The decision comes after a hearing over the claim made by a registered voter that Whitver doesn’t live in his State Senate District.
Whitver, who was first elected to the Iowa Senate in 2011 and became Senate Majority Leader in March 2018, won reelection in the midterm elections last month.
In the findings, Polk County Auditor Jamie Fitzgerald concluded Whitver was able to submit evidence that he had moved to, and owns a home in Grimes in September 2022, where he pays utility bills and has received mail. He also signed an affidavit declaring his intent to remain at the residence a definite, or indefinite or indeterminable length of time.
Whitver released the following statement regarding the decision:
“Auditor Fitzgerald made the correct decision today to uphold the clear language of the law. Senator Whitver appreciates his decision to set partisanship aside and follow the law. Now, two different Democrat-controlled hearings have determined Senator Whitver’s residency and voter registration are legal.

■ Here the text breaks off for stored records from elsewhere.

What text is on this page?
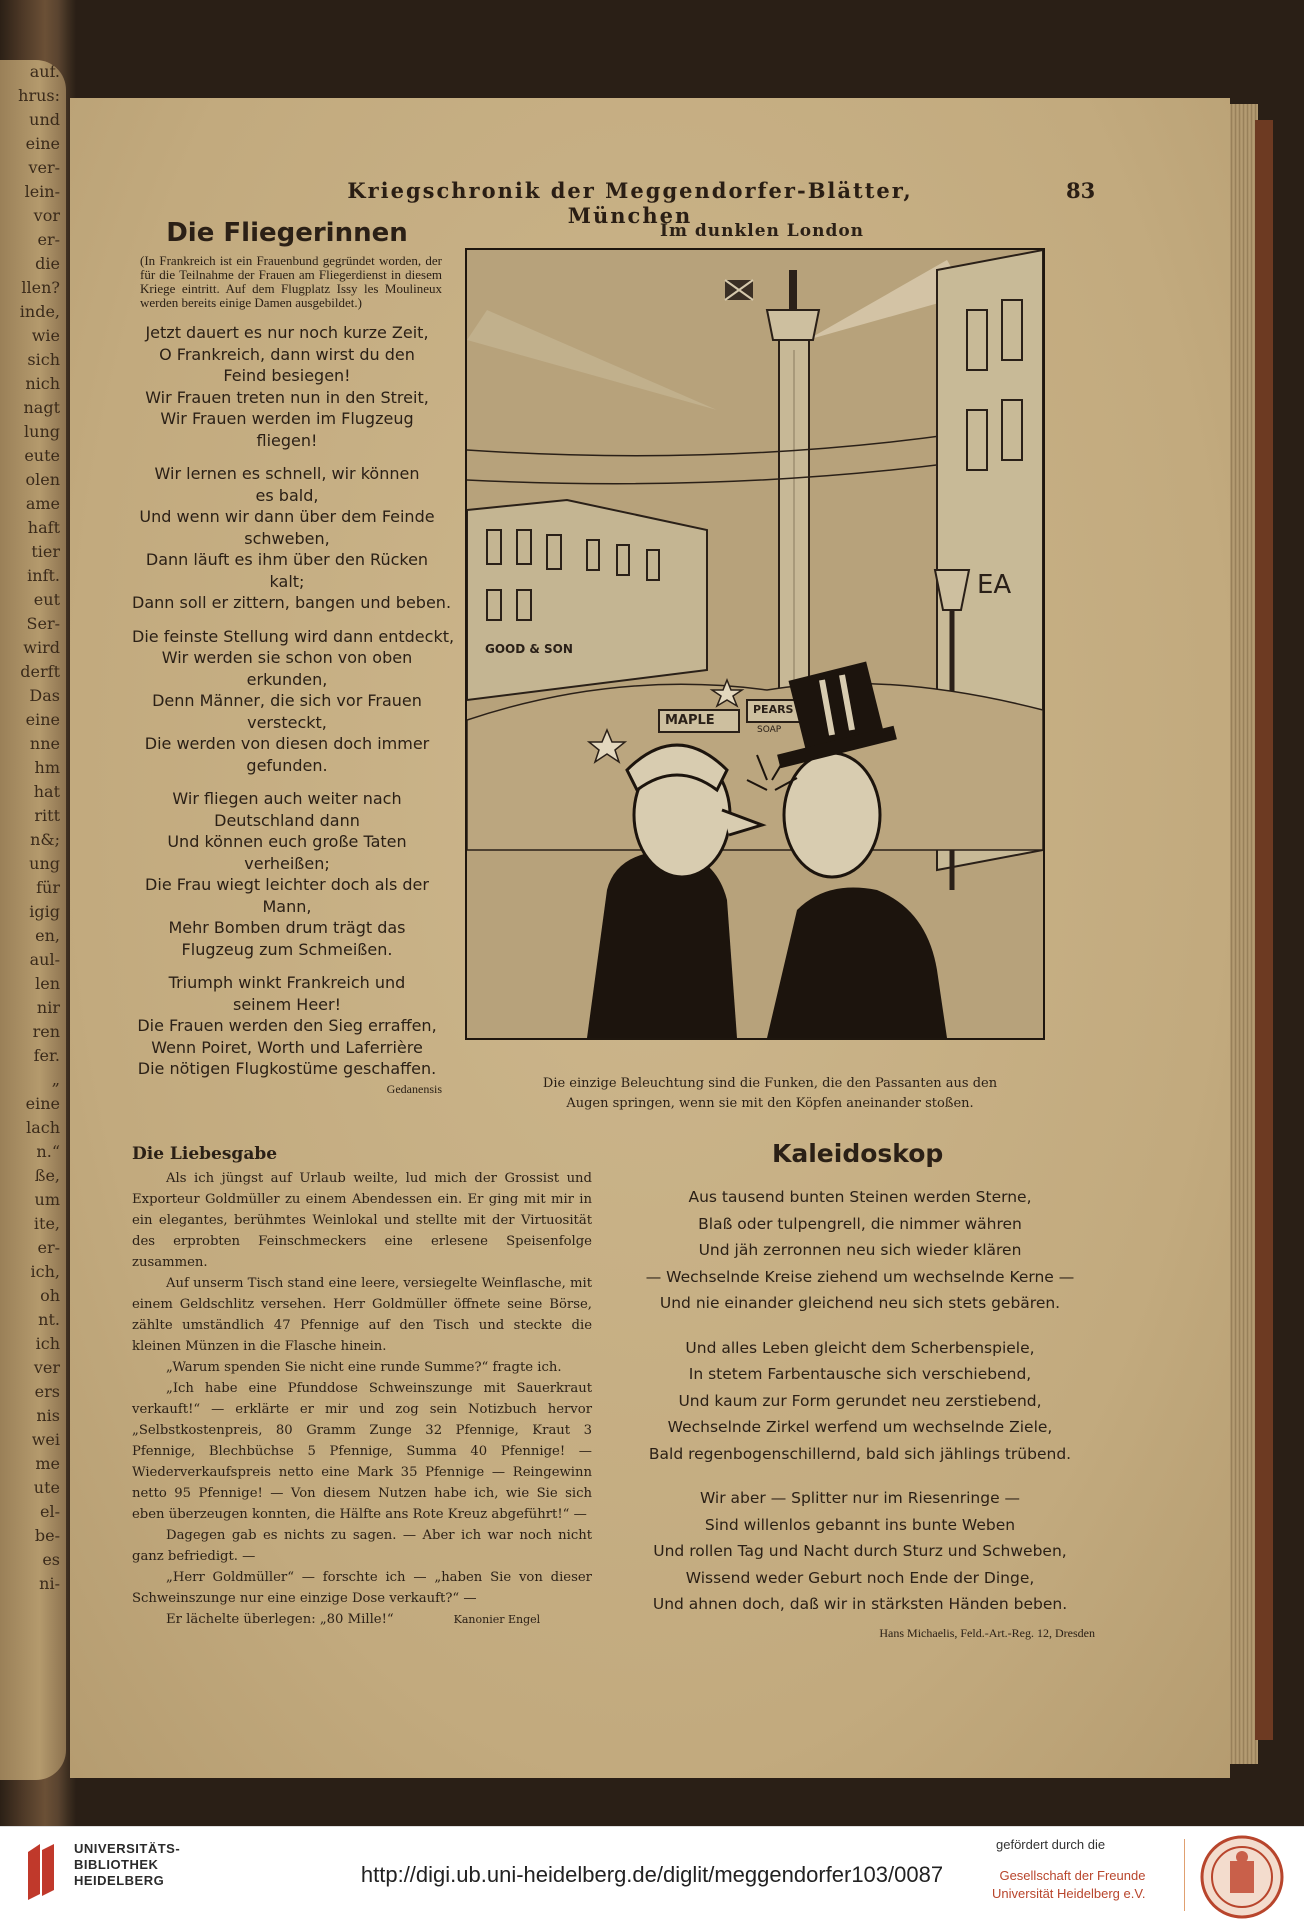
auf.
hrus:
und
eine
ver-
lein-
vor
er-
die
llen?
inde,
wie
sich
nich
nagt
lung
eute
olen
ame
haft
tier
inft.
eut
Ser-
wird
derft
Das
eine
nne
hm
hat
ritt
n&;
ung
für
igig
en,
aul-
len
nir
ren
fer.
„
eine
lach
n.“
ße,
um
ite,
er-
ich,
oh
nt.
ich
ver
ers
nis
wei
me
ute
el-
be-
es
ni-
Kriegschronik der Meggendorfer-Blätter, München
83
Die Fliegerinnen
(In Frankreich ist ein Frauenbund gegründet worden, der für die Teilnahme der Frauen am Fliegerdienst in diesem Kriege eintritt. Auf dem Flugplatz Issy les Moulineux werden bereits einige Damen ausgebildet.)
Jetzt dauert es nur noch kurze Zeit,
O Frankreich, dann wirst du den
Feind besiegen!
Wir Frauen treten nun in den Streit,
Wir Frauen werden im Flugzeug
fliegen!
Wir lernen es schnell, wir können
es bald,
Und wenn wir dann über dem Feinde
schweben,
Dann läuft es ihm über den Rücken
kalt;
Dann soll er zittern, bangen und beben.
Die feinste Stellung wird dann entdeckt,
Wir werden sie schon von oben
erkunden,
Denn Männer, die sich vor Frauen
versteckt,
Die werden von diesen doch immer
gefunden.
Wir fliegen auch weiter nach
Deutschland dann
Und können euch große Taten
verheißen;
Die Frau wiegt leichter doch als der
Mann,
Mehr Bomben drum trägt das
Flugzeug zum Schmeißen.
Triumph winkt Frankreich und
seinem Heer!
Die Frauen werden den Sieg erraffen,
Wenn Poiret, Worth und Laferrière
Die nötigen Flugkostüme geschaffen.
Gedanensis
Im dunklen London
GOOD & SON
EA
MAPLE
PEARS
SOAP
Die einzige Beleuchtung sind die Funken, die den Passanten aus den Augen springen, wenn sie mit den Köpfen aneinander stoßen.
Die Liebesgabe

Als ich jüngst auf Urlaub weilte, lud mich der Grossist und Exporteur Goldmüller zu einem Abendessen ein. Er ging mit mir in ein elegantes, berühmtes Weinlokal und stellte mit der Virtuosität des erprobten Feinschmeckers eine erlesene Speisenfolge zusammen.

Auf unserm Tisch stand eine leere, versiegelte Weinflasche, mit einem Geldschlitz versehen. Herr Goldmüller öffnete seine Börse, zählte umständlich 47 Pfennige auf den Tisch und steckte die kleinen Münzen in die Flasche hinein.

„Warum spenden Sie nicht eine runde Summe?“ fragte ich.

„Ich habe eine Pfunddose Schweinszunge mit Sauerkraut verkauft!“ — erklärte er mir und zog sein Notizbuch hervor „Selbstkostenpreis, 80 Gramm Zunge 32 Pfennige, Kraut 3 Pfennige, Blechbüchse 5 Pfennige, Summa 40 Pfennige! — Wiederverkaufspreis netto eine Mark 35 Pfennige — Reingewinn netto 95 Pfennige! — Von diesem Nutzen habe ich, wie Sie sich eben überzeugen konnten, die Hälfte ans Rote Kreuz abgeführt!“ —

Dagegen gab es nichts zu sagen. — Aber ich war noch nicht ganz befriedigt. —

„Herr Goldmüller“ — forschte ich — „haben Sie von dieser Schweinszunge nur eine einzige Dose verkauft?“ —

Er lächelte überlegen: „80 Mille!“	Kanonier Engel

Kaleidoskop
Aus tausend bunten Steinen werden Sterne,
Blaß oder tulpengrell, die nimmer währen
Und jäh zerronnen neu sich wieder klären
— Wechselnde Kreise ziehend um wechselnde Kerne —
Und nie einander gleichend neu sich stets gebären.
Und alles Leben gleicht dem Scherbenspiele,
In stetem Farbentausche sich verschiebend,
Und kaum zur Form gerundet neu zerstiebend,
Wechselnde Zirkel werfend um wechselnde Ziele,
Bald regenbogenschillernd, bald sich jählings trübend.
Wir aber — Splitter nur im Riesenringe —
Sind willenlos gebannt ins bunte Weben
Und rollen Tag und Nacht durch Sturz und Schweben,
Wissend weder Geburt noch Ende der Dinge,
Und ahnen doch, daß wir in stärksten Händen beben.
Hans Michaelis, Feld.-Art.-Reg. 12, Dresden
UNIVERSITÄTS-
BIBLIOTHEK
HEIDELBERG	http://digi.ub.uni-heidelberg.de/diglit/meggendorfer103/0087
gefördert durch die
Gesellschaft der Freunde
Universität Heidelberg e.V.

The evidence is clear and unmistakable. Senator Whitver legally resides in a property he owns with multiple utility bills and other documents showing residence and occupancy. He established residence in Grimes more than sixty days before the general election as required by the Iowa Constitution.
In addition to his currently established residence in Grimes, Senator Whitver and his wife signed a contract last summer to purchase a lot near Polk City within the boundaries of Senate District 23. The plat was just recently finalized in mid-November and they expect to close on that lot before the end of 2022. Senator Whitver continues to maintain the residency requirements of Iowa law.
The individuals pursuing this challenge are advocating for a dangerous precedent. Canceling a voter registration with such an overwhelming amount of supporting evidence would have a chilling effect on voter registration, voter participation, and public engagement in the electoral process. These Democrat activists should think long and hard about continuing to pursue this anti-democracy challenge, the dangerous precedent it could set, the potential unintended consequences, and the chilling effect it may have on voter participation.
Senator Whitver looks forward to the start of the 2023 legislative session.”